Федора отвели в дом и обработали рану на голове, уложили в кровать. Полина и ее племянница уже суетились, накрывая на стол, чтобы накормить своих освободителей. Коган, сняв платок, перевязывал раненого диверсанта. Буторин сидел рядом, покусывая травинку. Они ошиблись! Точнее, иного выхода у них не было, как взять живым командира группы диверсантов, пытавшихся взорвать артиллерийские склады. И они его взяли. Но это был не Вальтер Фрид, не Василий Федорчук, служивший немцам под этим именем. Это был его помощник, которого Фрид оставил вместо себя командовать операцией.
– Где сейчас Вальтер Фрид, где он может находиться? – спросил Буторин.
– Я не знаю, – слабым голосом ответил диверсант. – Он вернулся после какой-то операции, приказал мне выполнять приказ, а сам срочно куда-то уехал. Он не сказал ничего больше. Куда, зачем, почему. Просто уехал.
– Когда он обещал вернуться?
– Он не сказал.
– Твою мать! – взорвался Коган и едва не врезал диверсанту по морде. – Жилы из тебя тянуть? Ты толком скажи, куда он мог поехать! Нас интересует твое мнение. Что ты думаешь об этом?
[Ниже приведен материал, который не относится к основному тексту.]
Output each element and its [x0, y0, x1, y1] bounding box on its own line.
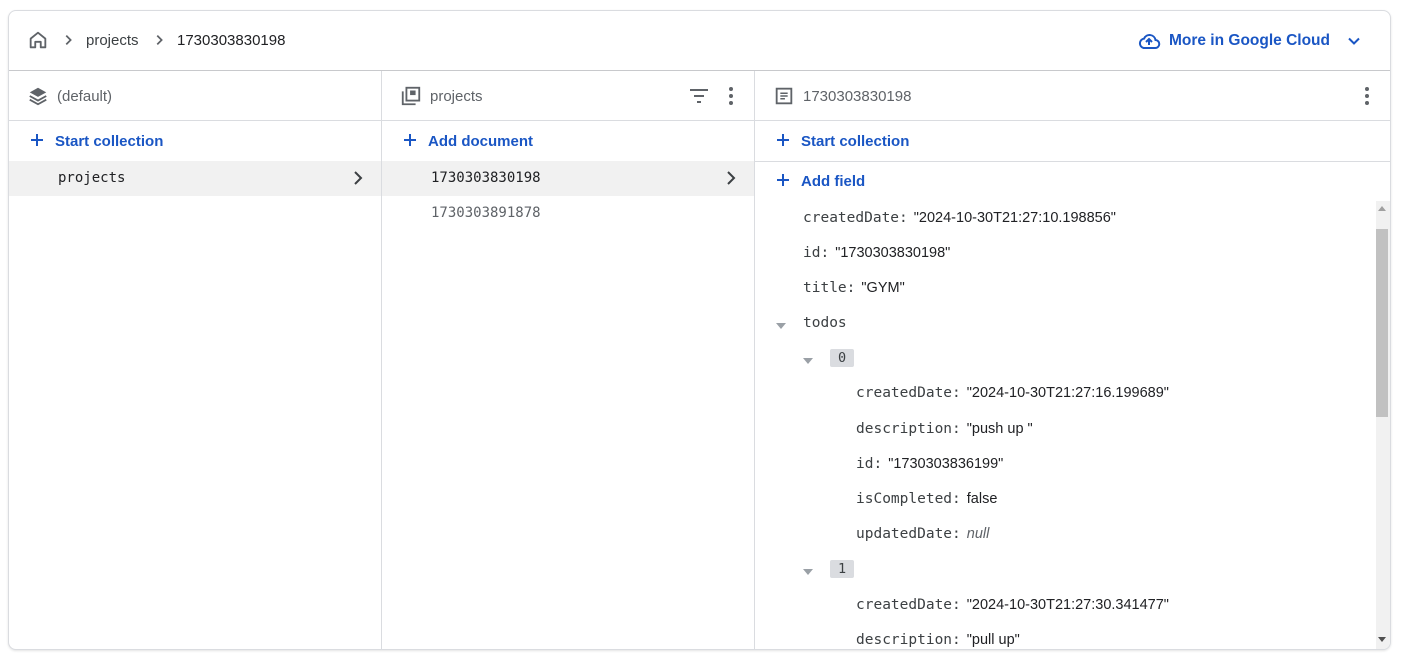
chevron-right-icon	[65, 35, 72, 45]
field-value: "pull up"	[966, 632, 1020, 648]
plus-icon	[777, 134, 789, 146]
field-key: id:	[803, 245, 830, 261]
field-key: isCompleted:	[856, 491, 961, 507]
field-value: false	[966, 491, 998, 507]
add-field-label: Add field	[801, 173, 866, 190]
cloud-icon	[1138, 34, 1161, 49]
field-row-updateddate[interactable]: updatedDate: null	[856, 526, 989, 550]
field-key: title:	[803, 280, 856, 296]
field-key: description:	[856, 632, 961, 648]
field-row-iscompleted[interactable]: isCompleted: false	[856, 491, 997, 515]
document-id: 1730303830198	[431, 170, 541, 186]
more-in-google-cloud-label: More in Google Cloud	[1168, 32, 1330, 49]
breadcrumb-document[interactable]: 1730303830198	[177, 32, 285, 50]
field-value: "2024-10-30T21:27:30.341477"	[966, 597, 1169, 613]
field-key: description:	[856, 421, 961, 437]
field-row-id[interactable]: id: "1730303830198"	[803, 245, 950, 269]
field-value: "1730303830198"	[835, 245, 951, 261]
more-vert-icon[interactable]	[728, 86, 734, 106]
scroll-down-arrow-icon[interactable]	[1378, 637, 1386, 643]
plus-icon	[404, 134, 416, 146]
field-key: id:	[856, 456, 883, 472]
document-id: 1730303891878	[431, 205, 541, 221]
field-row-title[interactable]: title: "GYM"	[803, 280, 905, 304]
database-layers-icon	[29, 87, 47, 106]
filter-icon[interactable]	[688, 86, 710, 106]
field-row-createddate[interactable]: createdDate: "2024-10-30T21:27:30.341477"	[856, 597, 1169, 621]
document-item[interactable]: 1730303830198	[382, 161, 754, 196]
field-row-id[interactable]: id: "1730303836199"	[856, 456, 1003, 480]
start-collection-button[interactable]: Start collection	[755, 121, 1390, 161]
array-index-row[interactable]: 1	[830, 560, 855, 584]
database-column: (default) Start collection projects	[9, 71, 382, 649]
start-collection-button[interactable]: Start collection	[9, 121, 381, 161]
home-icon[interactable]	[27, 29, 49, 51]
add-document-button[interactable]: Add document	[382, 121, 754, 161]
field-key: todos	[803, 315, 847, 331]
plus-icon	[31, 134, 43, 146]
chevron-right-icon	[727, 171, 736, 185]
collection-icon	[401, 86, 421, 106]
breadcrumb-bar: projects 1730303830198 More in Google Cl…	[9, 11, 1390, 71]
add-field-button[interactable]: Add field	[755, 161, 1390, 201]
document-header: 1730303830198	[755, 71, 1390, 121]
collection-name: projects	[430, 88, 483, 105]
document-fields: createdDate: "2024-10-30T21:27:10.198856"…	[755, 201, 1372, 649]
database-name: (default)	[57, 88, 113, 105]
array-index-badge: 1	[830, 560, 855, 578]
collapse-triangle-icon[interactable]	[802, 356, 814, 366]
field-key: updatedDate:	[856, 526, 961, 542]
document-item[interactable]: 1730303891878	[382, 196, 754, 231]
breadcrumb-projects[interactable]: projects	[86, 32, 139, 50]
chevron-down-icon[interactable]	[1346, 33, 1362, 49]
database-header: (default)	[9, 71, 381, 121]
field-row-description[interactable]: description: "push up "	[856, 421, 1033, 445]
field-value: "1730303836199"	[888, 456, 1004, 472]
start-collection-label: Start collection	[801, 133, 910, 150]
scrollbar-thumb[interactable]	[1376, 229, 1388, 417]
document-column: 1730303830198 Start collection Add field…	[755, 71, 1390, 649]
firestore-panel: projects 1730303830198 More in Google Cl…	[8, 10, 1391, 650]
add-document-label: Add document	[428, 133, 533, 150]
plus-icon	[777, 174, 789, 186]
array-index-badge: 0	[830, 349, 855, 367]
chevron-right-icon	[354, 171, 363, 185]
field-row-createddate[interactable]: createdDate: "2024-10-30T21:27:10.198856"	[803, 210, 1116, 234]
field-value: "GYM"	[861, 280, 905, 296]
field-value: "2024-10-30T21:27:10.198856"	[913, 210, 1116, 226]
field-value: "push up "	[966, 421, 1033, 437]
more-in-google-cloud-link[interactable]: More in Google Cloud	[1137, 31, 1330, 51]
collapse-triangle-icon[interactable]	[775, 321, 787, 331]
field-value: "2024-10-30T21:27:16.199689"	[966, 385, 1169, 401]
more-vert-icon[interactable]	[1364, 86, 1370, 106]
array-index-row[interactable]: 0	[830, 349, 855, 373]
field-value: null	[966, 526, 990, 542]
collection-header: projects	[382, 71, 754, 121]
collection-name: projects	[58, 170, 126, 186]
collection-column: projects Add document 1730303830198 1730…	[382, 71, 755, 649]
chevron-right-icon	[156, 35, 163, 45]
document-id: 1730303830198	[803, 88, 912, 105]
collapse-triangle-icon[interactable]	[802, 567, 814, 577]
field-key: createdDate:	[803, 210, 908, 226]
start-collection-label: Start collection	[55, 133, 164, 150]
document-icon	[775, 87, 793, 105]
field-key: createdDate:	[856, 385, 961, 401]
field-row-description[interactable]: description: "pull up"	[856, 632, 1020, 649]
field-key: createdDate:	[856, 597, 961, 613]
field-row-createddate[interactable]: createdDate: "2024-10-30T21:27:16.199689"	[856, 385, 1169, 409]
collection-item-projects[interactable]: projects	[9, 161, 381, 196]
field-row-todos[interactable]: todos	[803, 315, 847, 339]
scroll-up-arrow-icon[interactable]	[1378, 205, 1386, 211]
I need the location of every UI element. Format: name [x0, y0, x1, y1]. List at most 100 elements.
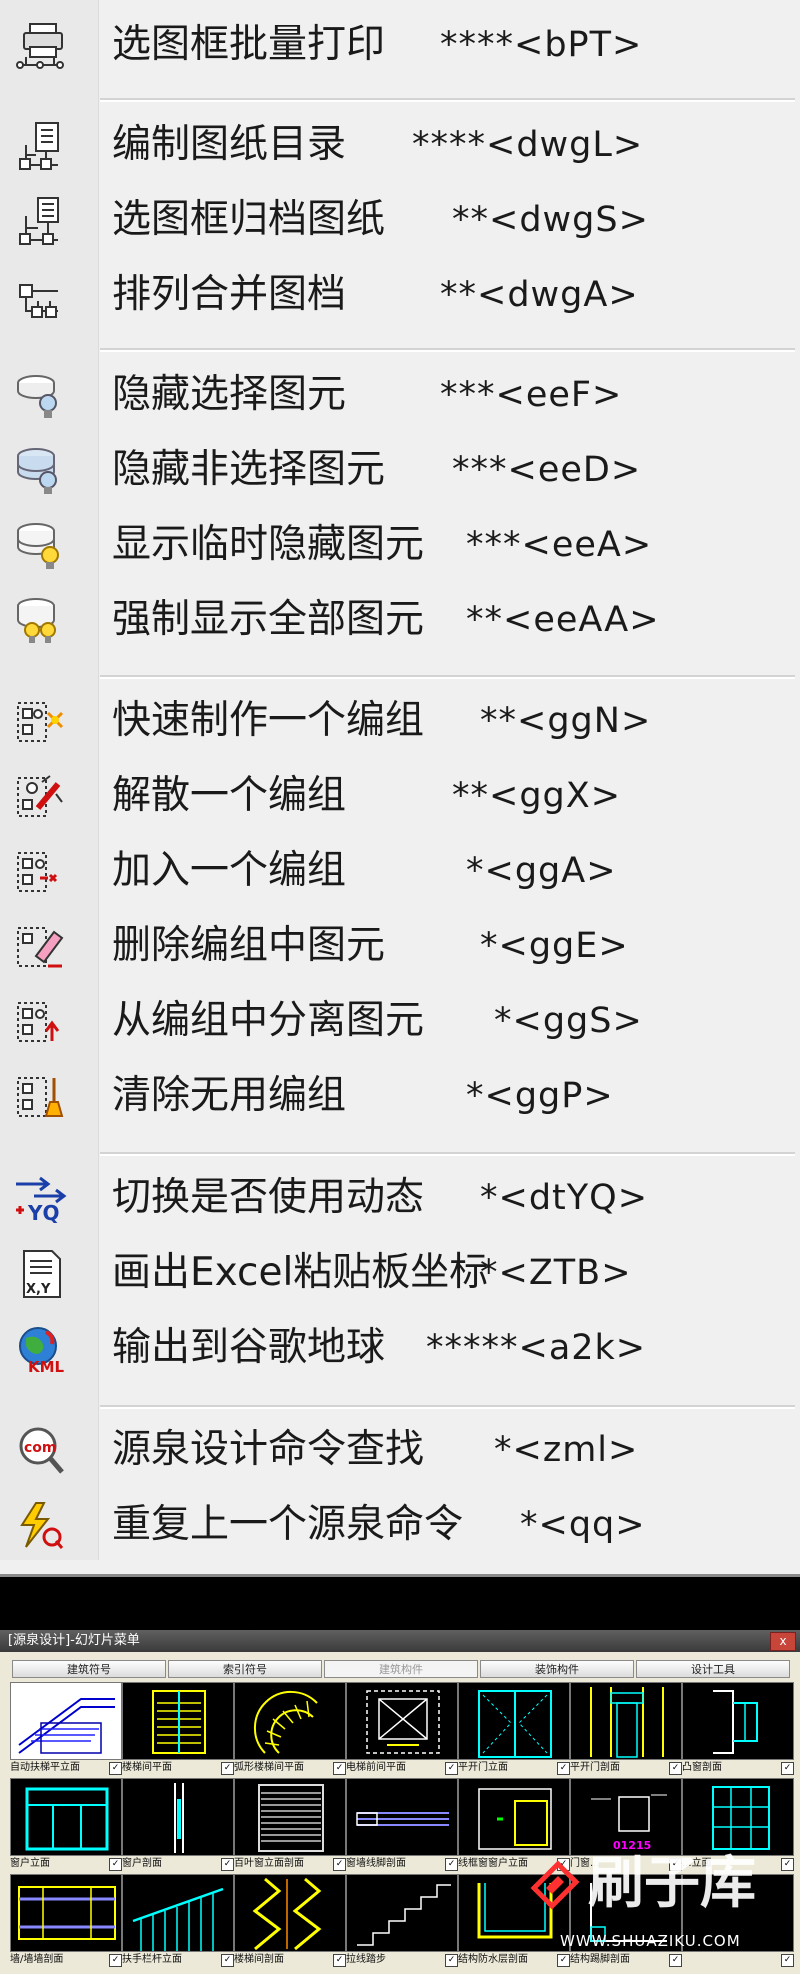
thumbnail-checkbox[interactable]: ✓ — [781, 1762, 794, 1775]
menu-item-batch-print[interactable]: 选图框批量打印 ****<bPT> — [0, 12, 800, 80]
thumbnail-door-elevation[interactable]: 平开门立面 ✓ — [458, 1682, 570, 1776]
hide-selected-icon — [12, 371, 68, 421]
menu-item-hide-unselected[interactable]: 隐藏非选择图元 ***<eeD> — [0, 437, 800, 505]
thumbnail-checkbox[interactable]: ✓ — [109, 1954, 122, 1967]
menu-item-group-create[interactable]: 快速制作一个编组 **<ggN> — [0, 688, 800, 756]
thumbnail-image — [458, 1778, 570, 1856]
thumbnail-checkbox[interactable]: ✓ — [333, 1762, 346, 1775]
menu-item-shortcut: **<ggN> — [480, 701, 652, 741]
menu-item-show-all[interactable]: 强制显示全部图元 **<eeAA> — [0, 587, 800, 655]
group-add-icon — [12, 847, 68, 897]
menu-item-toggle-dynamic[interactable]: YQ 切换是否使用动态 *<dtYQ> — [0, 1165, 800, 1233]
thumbnail-checkbox[interactable]: ✓ — [221, 1954, 234, 1967]
menu-item-shortcut: ****<dwgL> — [412, 125, 644, 165]
xy-clipboard-icon: X,Y — [12, 1249, 68, 1299]
thumbnail-checkbox[interactable]: ✓ — [221, 1762, 234, 1775]
thumbnail-stair-plan[interactable]: 楼梯间平面 ✓ — [122, 1682, 234, 1776]
thumbnail-image — [234, 1874, 346, 1952]
menu-item-shortcut: ****<bPT> — [440, 25, 643, 65]
menu-item-shortcut: *****<a2k> — [426, 1328, 647, 1368]
thumbnail-caption: 窗墙线脚剖面 — [346, 1858, 406, 1869]
menu-item-group-add[interactable]: 加入一个编组 *<ggA> — [0, 838, 800, 906]
menu-item-label: 选图框批量打印 — [112, 22, 386, 67]
thumbnail-checkbox[interactable]: ✓ — [557, 1762, 570, 1775]
thumbnail-checkbox[interactable]: ✓ — [445, 1954, 458, 1967]
thumbnail-checkbox[interactable]: ✓ — [669, 1954, 682, 1967]
thumbnail-checkbox[interactable]: ✓ — [781, 1954, 794, 1967]
thumbnail-window-section[interactable]: 窗户剖面 ✓ — [122, 1778, 234, 1872]
thumbnail-louver-window[interactable]: 百叶窗立面剖面 ✓ — [234, 1778, 346, 1872]
menu-item-drawing-list[interactable]: 编制图纸目录 ****<dwgL> — [0, 112, 800, 180]
menu-item-shortcut: **<ggX> — [452, 776, 622, 816]
menu-item-label: 源泉设计命令查找 — [112, 1427, 425, 1472]
thumbnail-stair-step[interactable]: 拉线踏步 ✓ — [346, 1874, 458, 1968]
menu-separator — [100, 348, 795, 352]
thumbnail-checkbox[interactable]: ✓ — [333, 1954, 346, 1967]
thumbnail-image — [10, 1874, 122, 1952]
menu-item-archive-drawing[interactable]: 选图框归档图纸 **<dwgS> — [0, 187, 800, 255]
thumbnail-checkbox[interactable]: ✓ — [669, 1762, 682, 1775]
thumbnail-stair-section[interactable]: 楼梯间剖面 ✓ — [234, 1874, 346, 1968]
thumbnail-caption: 墙/墙墙剖面 — [10, 1954, 64, 1965]
menu-item-repeat-command[interactable]: 重复上一个源泉命令 *<qq> — [0, 1492, 800, 1560]
menu-item-group-explode[interactable]: 解散一个编组 **<ggX> — [0, 763, 800, 831]
menu-item-shortcut: *<dtYQ> — [480, 1178, 649, 1218]
menu-item-export-google-earth[interactable]: KML 输出到谷歌地球 *****<a2k> — [0, 1315, 800, 1383]
menu-item-label: 快速制作一个编组 — [112, 698, 425, 743]
menu-item-excel-coordinates[interactable]: X,Y 画出Excel粘贴板坐标 *<ZTB> — [0, 1240, 800, 1308]
thumbnail-checkbox[interactable]: ✓ — [445, 1858, 458, 1871]
menu-item-merge-drawing[interactable]: 排列合并图档 **<dwgA> — [0, 262, 800, 330]
menu-item-hide-selected[interactable]: 隐藏选择图元 ***<eeF> — [0, 362, 800, 430]
tab-index-symbols[interactable]: 索引符号 — [168, 1660, 322, 1678]
dialog-titlebar[interactable]: [源泉设计]-幻灯片菜单 x — [0, 1630, 800, 1652]
thumbnail-elevator-lobby[interactable]: 电梯前间平面 ✓ — [346, 1682, 458, 1776]
thumbnail-checkbox[interactable]: ✓ — [109, 1762, 122, 1775]
group-separate-icon — [12, 997, 68, 1047]
watermark-logo — [528, 1858, 582, 1912]
thumbnail-door-section[interactable]: 平开门剖面 ✓ — [570, 1682, 682, 1776]
group-erase-icon — [12, 922, 68, 972]
thumbnail-curved-stair[interactable]: 弧形楼梯间平面 ✓ — [234, 1682, 346, 1776]
kml-globe-icon: KML — [12, 1324, 68, 1376]
thumbnail-checkbox[interactable]: ✓ — [557, 1954, 570, 1967]
tab-building-components[interactable]: 建筑构件 — [324, 1660, 478, 1678]
menu-item-shortcut: ***<eeF> — [440, 375, 623, 415]
menu-item-show-hidden[interactable]: 显示临时隐藏图元 ***<eeA> — [0, 512, 800, 580]
thumbnail-escalator[interactable]: 自动扶梯平立面 ✓ — [10, 1682, 122, 1776]
thumbnail-bay-window-section[interactable]: 凸窗剖面 ✓ — [682, 1682, 794, 1776]
thumbnail-caption: 拉线踏步 — [346, 1954, 386, 1965]
menu-item-label: 排列合并图档 — [112, 272, 347, 317]
menu-item-label: 从编组中分离图元 — [112, 998, 425, 1043]
thumbnail-checkbox[interactable]: ✓ — [109, 1858, 122, 1871]
thumbnail-image — [10, 1682, 122, 1760]
menu-item-command-search[interactable]: com 源泉设计命令查找 *<zml> — [0, 1417, 800, 1485]
close-button[interactable]: x — [770, 1632, 796, 1651]
tab-decoration-components[interactable]: 装饰构件 — [480, 1660, 634, 1678]
thumbnail-checkbox[interactable]: ✓ — [333, 1858, 346, 1871]
svg-text:KML: KML — [28, 1358, 65, 1374]
menu-item-group-purge[interactable]: 清除无用编组 *<ggP> — [0, 1063, 800, 1131]
group-create-icon — [12, 697, 68, 747]
thumbnail-image — [10, 1778, 122, 1856]
thumbnail-window-elevation[interactable]: 窗户立面 ✓ — [10, 1778, 122, 1872]
menu-item-label: 强制显示全部图元 — [112, 597, 425, 642]
menu-item-label: 选图框归档图纸 — [112, 197, 386, 242]
thumbnail-wall-section[interactable]: 墙/墙墙剖面 ✓ — [10, 1874, 122, 1968]
menu-item-group-erase[interactable]: 删除编组中图元 *<ggE> — [0, 913, 800, 981]
watermark-url: WWW.SHUAZIKU.COM — [560, 1932, 741, 1950]
menu-item-shortcut: *<ggS> — [494, 1001, 643, 1041]
menu-item-shortcut: **<dwgA> — [440, 275, 639, 315]
thumbnail-window-molding[interactable]: 窗墙线脚剖面 ✓ — [346, 1778, 458, 1872]
thumbnail-caption: 楼梯间剖面 — [234, 1954, 284, 1965]
thumbnail-checkbox[interactable]: ✓ — [445, 1762, 458, 1775]
thumbnail-checkbox[interactable]: ✓ — [221, 1858, 234, 1871]
thumbnail-railing-elevation[interactable]: 扶手栏杆立面 ✓ — [122, 1874, 234, 1968]
tab-architecture-symbols[interactable]: 建筑符号 — [12, 1660, 166, 1678]
tab-design-tools[interactable]: 设计工具 — [636, 1660, 790, 1678]
menu-separator — [100, 1152, 795, 1156]
thumbnail-caption: 平开门剖面 — [570, 1762, 620, 1773]
menu-item-group-separate[interactable]: 从编组中分离图元 *<ggS> — [0, 988, 800, 1056]
menu-item-shortcut: *<ggE> — [480, 926, 629, 966]
thumbnail-checkbox[interactable]: ✓ — [781, 1858, 794, 1871]
slide-menu-dialog: [源泉设计]-幻灯片菜单 x 建筑符号 索引符号 建筑构件 装饰构件 设计工具 … — [0, 1630, 800, 1974]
– Может быть, отправился с другой группой выполнить какую-то задачу, – ответил побледневший диверсант. – Может быть, еще один склад. Не знаю подробностей. Мы с той группой не контактировали. У каждого своя задача. Я просто знал от Фрида, что готовится нападение на два склада. Старые довоенные склады. Там подземное хранилище ГСМ для автомашин и танков.
Глава 7
Мы с Сосновским остановились, вглядываясь в человека, который сидел на соломе. В сарае было темно, и мы не могли разглядеть лица мужчины. И тут Сосновский присел на корточки и тихо сказал по-русски:
– Вот это сюрприз! Алексей Адамович Пашкевич? Вы-то как здесь оказались, товарищ музыкант Минской филармонии?
Теперь я тоже узнал того самого музыканта, которого мы встретили в госпитальном дворе и которого мы с его ценными скрипками привезли в штаб полка Кожевникова. Расспрашивать, видимо, было бесполезно. Что мог рассказать музыкант, сугубо гражданский человек? Видимо, полк попал в переделку и Пашкевич оказался у немцев. Я тоже присел возле музыканта. Было видно даже в темноте, что Пашкевич улыбается.
– Чего вы улыбаетесь? – спросил я недовольно. – Как вы сюда угодили?
– Я улыбаюсь, потому что я вас узнал. А вместе все как-то не так страшно. Случился бой, все горело и громыхало. Всем было не до меня, и это понятно. А потом что-то взорвалось. А когда я пришел в себя, меня вытащили из-под завала немцы. И скрипки отобрали. Меня допрашивал какой-то немец, он по-русски немного говорил. Наверное, я зря признался, что скрипки ценные, хотя он и так об этом догадался.
– Вот что, Алексей Адамович, – я сел рядом с музыкантом, отправив Сосновского к двери, чтобы прислушивался, не идет ли кто. – Вы ни в коем случае не должны признаваться и показывать, что мы с вами знакомы. Понимаете? Мы для всех немцы, мы два немецких офицера, которые были засланы немецким командованием в советский тыл. Если нам удастся вырваться отсюда, то мы вытащим и вас. Если вы признаете в нас русских, тем более офицеров НКВД, мы погибли. И мы, и вы.
– Да, я все понял! – так же шепотом ответил музыкант. – Я буду молчать про вас. Я вас не знаю. А вы думаете, что мы можем сбежать? А как же скрипки? Я не могу их бросить! Это ведь национальное достояние!
– Черт возьми, – вырвалось у меня, – да не бросим мы ваши скрипки! Вы лучше расскажите, где вас допрашивали. И постарайтесь описать человека, который вас допрашивал.
Сосновский подошел к нам и сел рядом, слушая рассказ Пашкевича. Тот стал описывать молодого немецкого офицера, который с ним разговаривал, который расспрашивал про скрипки.